Background and aims: Infantile neuroaxonal dystrophy is a rare neurodegenerative disorder, with onset in the first 2 years of life. Mutations in the PLA2G6 gene were identified in patients with infantile neuroaxonal dystrophy. Our purpose was to review clinical, neurophysiologic, neuroradiologic and neuropathological features of our patients in order to identify the earliest signs of disease. We also correlate these data with the genotype in the mutation positive patients.

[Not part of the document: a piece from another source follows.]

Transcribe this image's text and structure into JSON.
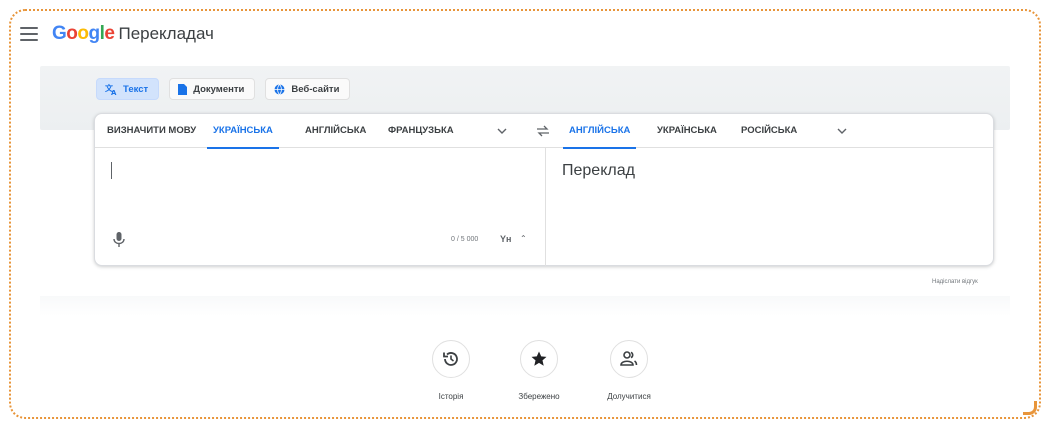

Methods: We reviewed the clinical reports, neurophysiologic and neuropathological studies and brain imaging of our patients. In five patients molecular analysis of the PLA2G6 gene was performed.

Results: We report 10 patients with infantile neuroaxonal dystrophy. Earliest symptoms presented between 6 and 18 months of age. The first manifestations were arrest in the acquisition of milestones or regression. The first neurological signs were generalized hypotonia and pyramidal signs. Fast rhythms on EEG were observed in all patients. Brain imaging studies showed cerebellar atrophy in all patients, with signal hyperintensity in the cerebellar cortex on T2-weighted images in five. All cases had characteristic axonal spheroids on skin biopsy. Mutations in the PLA2G6 gene were identified in the five patients studied. Three of them had the same homozygous mutations 2370T> G, Y790X.

Conclusions: Though mutations were detected in the patients studied, a clear genotype-phenotype correlation could not be ascertained. In the appropriate clinical context, characteristic brain imaging and fast rhythms on EEG can support the decision to perform molecular analysis and avoid skin biopsy to confirm diagnosis.